Tell me a little bit about your dish and how you managed to make it healthier.
So, I tried to go off the flavors of a really beautiful roast chicken that would later be pulled and put into a pot pie. But I couldn’t use butter so I used miso in place of it. As it was cooking in the plastic, basically sous vide or poached, the miso softened up and melted and marinated the chicken. I love miso because it’s this rich and salty base without having a lot of fat in it.

In your deconstructed potpie you eliminated the puff pastry to reduce calories. You also added a tofu/garlic emulsion to eliminate dairy. How did you come to that decision?
My mom would always make smoothies with tofu in it, instead of using milk or cream. When you blend silken tofu it makes this really this thick, creamy shake that works really well. Soy milk is something I often use in cooking, like in making cream soups because when you add dairy to something it actually dilutes the flavor. With soy you have to add flavor back in, but nothing gets diluted. So, I took garlic cloves and poached them six times to pull out the pungency of raw garlic and then simmered that in the soy milk and blended it with the silken tofu.

What are your thoughts on Healthy Choice adding your dish to its repertoire of frozen entrees?
I think it’s pretty cool. I’ve yet to try it, but a dish that’s inspired by what I made and put out to the public is fine. But I still recommend people coming to see me for the real thing.

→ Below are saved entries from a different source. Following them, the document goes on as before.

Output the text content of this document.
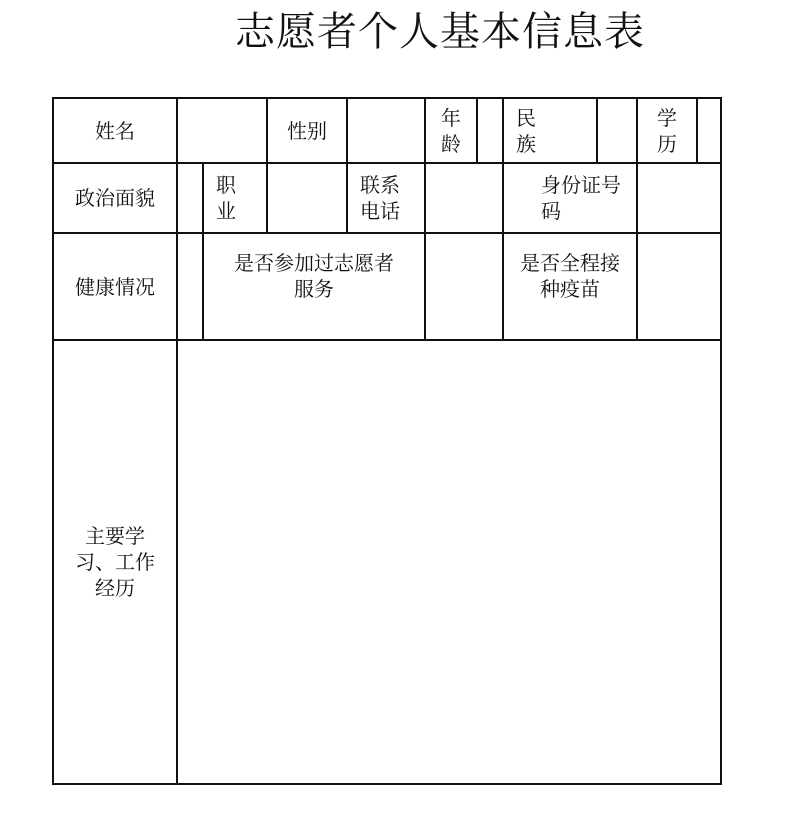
志愿者个人基本信息表
姓名	性别
年
龄
民
族
学
历
政治面貌
职
业
联系
电话
身份证号
码
健康情况
是否参加过志愿者
服务
是否全程接
种疫苗
主要学
习、工作
经历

In our last interview you admitted to having a soft spot for Pillsbury biscuits and canned green beans. Since you won a frozen food challenge, I want to know, are there any frozen foods you really loved growing up?
Oh my god, I still love frozen food! Chicken fingers that come from the freezer section, that you deep fry, is always a winner in my book. Quite frankly, when chefs get done working, they like something really fast and simple and sometimes that comes from the freezer aisle. And that’s okay.